Fabrication of practical catalytic electrodes using insulating and eco-friendly substrates for overall water splitting†
Abstract
The development of efficient and cost-effective catalytic electrodes is of great importance to electrolysis. Herein, a strategy of fabricating practical catalytic electrodes by depositing conductive catalysts on inexpensive and easily accessible insulating substrates of paper, textiles and sponge has been realized and well developed. These electrodes are found to be highly active toward overall water splitting.

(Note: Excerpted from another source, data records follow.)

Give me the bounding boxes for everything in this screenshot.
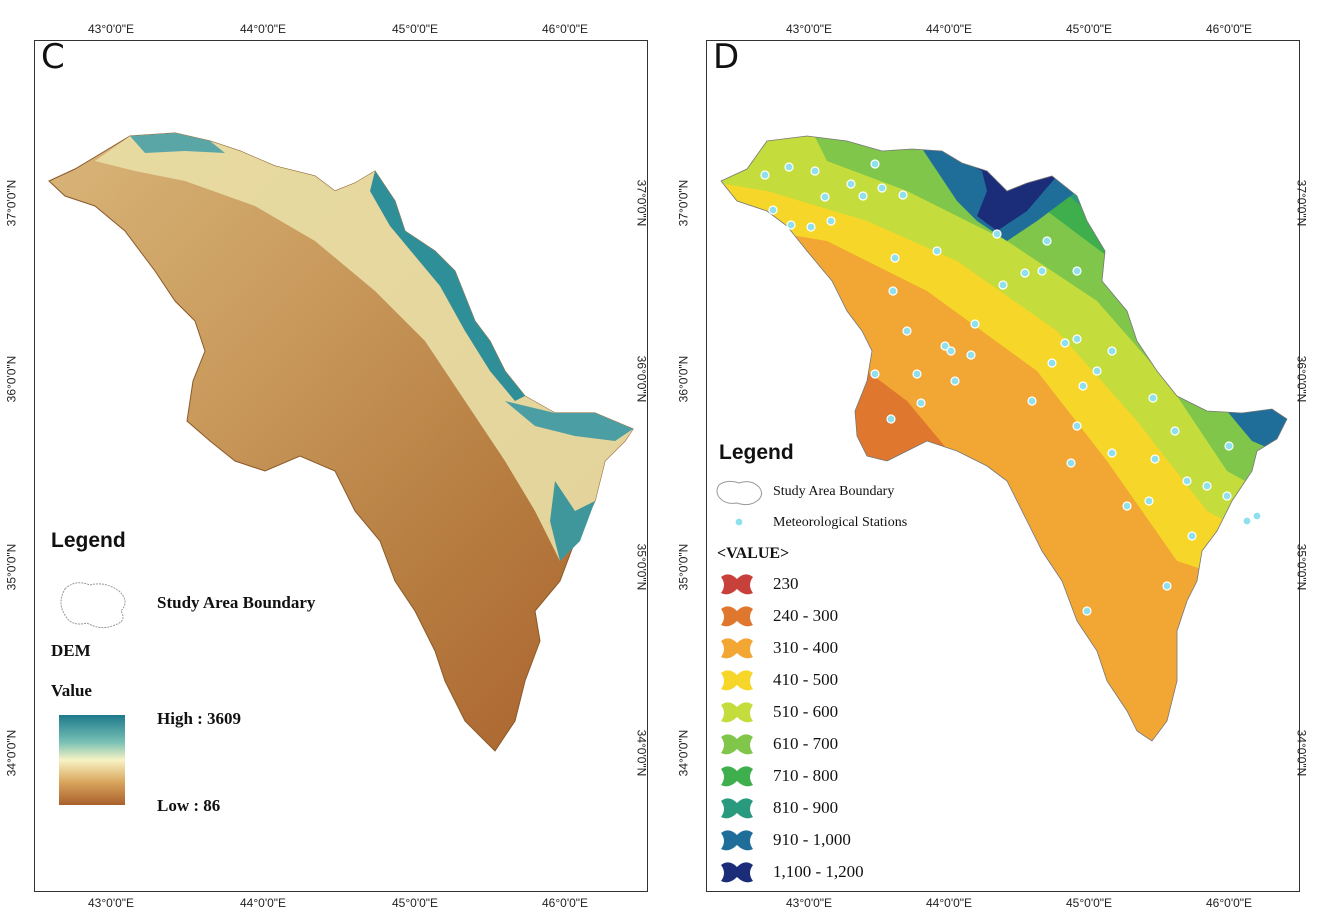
left-lat-tick: 37°0'0"N (4, 179, 19, 227)
left-lat-tick: 34°0'0"N (4, 729, 19, 777)
panel-letter: D (713, 37, 740, 77)
legend-boundary-label: Study Area Boundary (157, 593, 316, 612)
legend-swatches (721, 574, 753, 883)
right-lat-tick: 34°0'0"N (1294, 729, 1309, 777)
legend-class-label: 410 - 500 (773, 670, 839, 689)
legend-swatch (721, 638, 753, 659)
value-label: Value (51, 681, 92, 700)
right-lat-tick: 35°0'0"N (634, 543, 649, 591)
legend-swatch (721, 798, 753, 819)
legend-class-label: 230 (773, 574, 799, 593)
rainfall-map-panel: D Legend Study Area Boundary Meteorologi… (706, 37, 1300, 892)
top-lon-tick: 46°0'0"E (1206, 22, 1253, 36)
bottom-lon-tick: 43°0'0"E (88, 896, 135, 910)
legend-swatch (721, 670, 753, 691)
mountain-ridge (370, 171, 525, 401)
legend-swatch (721, 702, 753, 723)
dem-map-canvas (48, 132, 634, 805)
dem-map-panel: C Legend Study Area Boundary DEM Value H… (34, 37, 648, 892)
value-header: <VALUE> (717, 545, 790, 562)
legend-swatch (721, 766, 753, 787)
right-lat-tick: 37°0'0"N (634, 179, 649, 227)
left-lat-tick: 35°0'0"N (4, 543, 19, 591)
right-lat-tick: 34°0'0"N (634, 729, 649, 777)
mountain-ridge-4 (550, 481, 595, 561)
meteorological-stations (760, 159, 1262, 616)
mountain-ridge-2 (130, 133, 225, 153)
left-lat-tick: 36°0'0"N (4, 355, 19, 403)
legend-swatch (721, 606, 753, 627)
mountain-ridge-3 (505, 401, 633, 441)
top-lon-tick: 43°0'0"E (88, 22, 135, 36)
boundary-symbol-icon (60, 582, 126, 629)
bottom-lon-tick: 44°0'0"E (240, 896, 287, 910)
legend-class-label: 1,100 - 1,200 (773, 862, 864, 881)
dem-label: DEM (51, 641, 91, 660)
station-symbol-icon (734, 517, 744, 527)
legend-class-label: 710 - 800 (773, 766, 839, 785)
legend-boundary-label: Study Area Boundary (773, 484, 895, 499)
panel-letter: C (41, 37, 65, 77)
legend-class-label: 810 - 900 (773, 798, 839, 817)
bottom-lon-tick: 46°0'0"E (542, 896, 589, 910)
dem-color-ramp (59, 715, 125, 805)
legend-class-label: 610 - 700 (773, 734, 839, 753)
legend-class-label: 910 - 1,000 (773, 830, 851, 849)
bottom-lon-tick: 45°0'0"E (392, 896, 439, 910)
left-lat-tick: 35°0'0"N (676, 543, 691, 591)
right-lat-tick: 37°0'0"N (1294, 179, 1309, 227)
legend-stations-label: Meteorological Stations (773, 515, 908, 530)
top-lon-tick: 45°0'0"E (1066, 22, 1113, 36)
legend-class-label: 240 - 300 (773, 606, 839, 625)
rainfall-zones (721, 136, 1287, 741)
legend-swatch (721, 830, 753, 851)
legend-swatch (721, 734, 753, 755)
bottom-lon-tick: 46°0'0"E (1206, 896, 1253, 910)
right-lat-tick: 36°0'0"N (1294, 355, 1309, 403)
right-lat-tick: 35°0'0"N (1294, 543, 1309, 591)
low-value-label: Low : 86 (157, 796, 221, 815)
legend-swatch (721, 862, 753, 883)
left-lat-tick: 37°0'0"N (676, 179, 691, 227)
top-lon-tick: 43°0'0"E (786, 22, 833, 36)
bottom-lon-tick: 44°0'0"E (926, 896, 973, 910)
top-lon-tick: 44°0'0"E (926, 22, 973, 36)
left-lat-tick: 34°0'0"N (676, 729, 691, 777)
bottom-lon-tick: 43°0'0"E (786, 896, 833, 910)
legend-class-label: 310 - 400 (773, 638, 839, 657)
legend-class-label: 510 - 600 (773, 702, 839, 721)
rainfall-map-canvas (716, 135, 1288, 883)
left-lat-tick: 36°0'0"N (676, 355, 691, 403)
legend-title: Legend (51, 529, 126, 552)
boundary-symbol-icon (716, 480, 763, 506)
bottom-lon-tick: 45°0'0"E (1066, 896, 1113, 910)
high-value-label: High : 3609 (157, 709, 242, 728)
right-lat-tick: 36°0'0"N (634, 355, 649, 403)
study-area-boundary (720, 135, 1288, 742)
legend-swatch (721, 574, 753, 595)
top-lon-tick: 45°0'0"E (392, 22, 439, 36)
top-lon-tick: 44°0'0"E (240, 22, 287, 36)
legend-title: Legend (719, 441, 794, 464)
top-lon-tick: 46°0'0"E (542, 22, 589, 36)
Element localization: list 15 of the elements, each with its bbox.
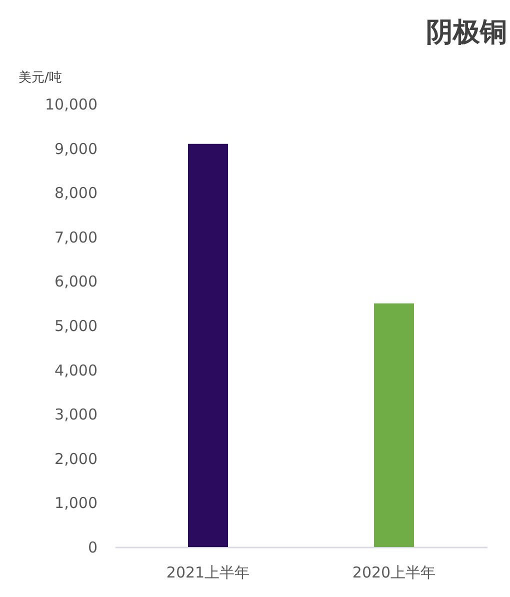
y-axis-title: 美元/吨: [18, 70, 62, 86]
y-tick-label: 1,000: [54, 494, 98, 512]
y-tick-label: 10,000: [45, 96, 98, 114]
y-tick-label: 2,000: [54, 450, 98, 468]
y-tick-label: 3,000: [54, 406, 98, 424]
y-tick-label: 4,000: [54, 361, 98, 380]
y-tick-label: 9,000: [54, 140, 98, 158]
chart-title: 阴极铜: [426, 17, 507, 48]
x-tick-label: 2021上半年: [166, 564, 250, 582]
y-tick-label: 0: [88, 538, 98, 556]
x-tick-label: 2020上半年: [352, 564, 436, 582]
y-tick-label: 8,000: [54, 184, 98, 202]
y-tick-label: 5,000: [54, 317, 98, 335]
y-tick-label: 7,000: [54, 228, 98, 246]
y-tick-label: 6,000: [54, 272, 98, 291]
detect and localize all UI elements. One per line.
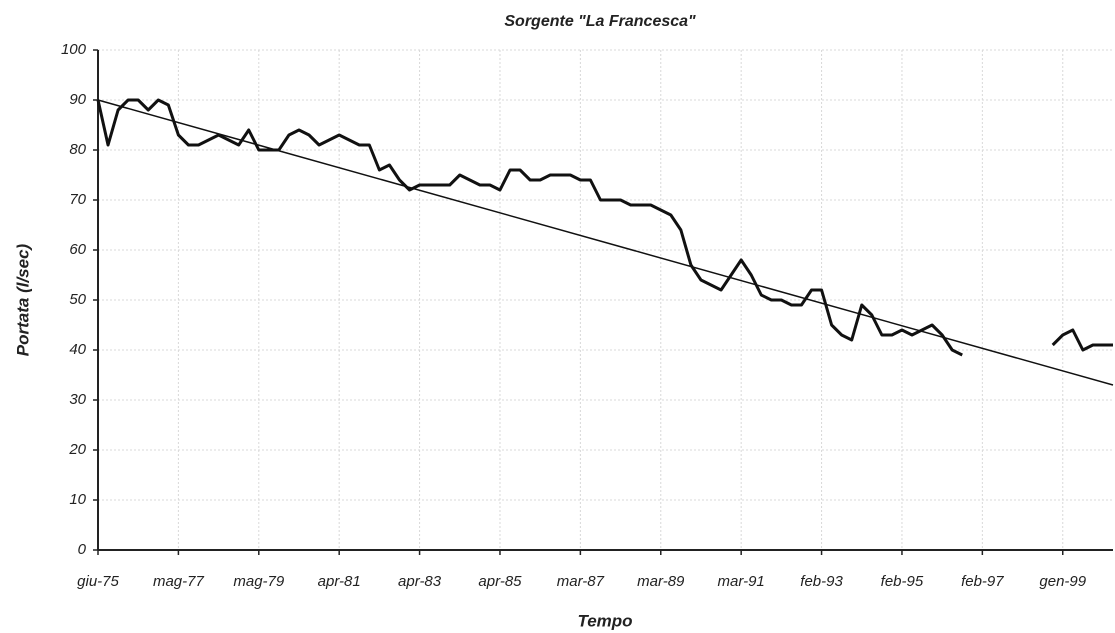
data-line — [96, 98, 963, 357]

As a distinctive example, the Ni–P–B/paper electrode affords 50 mA cm−2 at overpotentials of only 76 mV for the hydrogen evolution reaction and 263 mV for the oxygen evolution reaction, and can survive at large current density of 1000 mA cm−2 for over 240 h without apparent performance degradation in 1.0 M KOH. A two-electrode cell constructed by this paper electrode, which is only 1/5 the weight of a traditional metal electrode, delivered 50 mA cm−2 water-splitting current at a cell voltage of only 1.661 V, rivalling the integrated state-of-the-art Pt–C/Ni and IrO2/Ni electrode. Moreover, a functional Ni–P–B/paper ring electrode with in situ separation function has been constructed, enabling simultaneous generation, separation and collection of hydrogen and oxygen. This discovery may enable a large extension toward practical catalytic electrodes that are also active, cheap, light, flexible, earth-abundant and recyclable.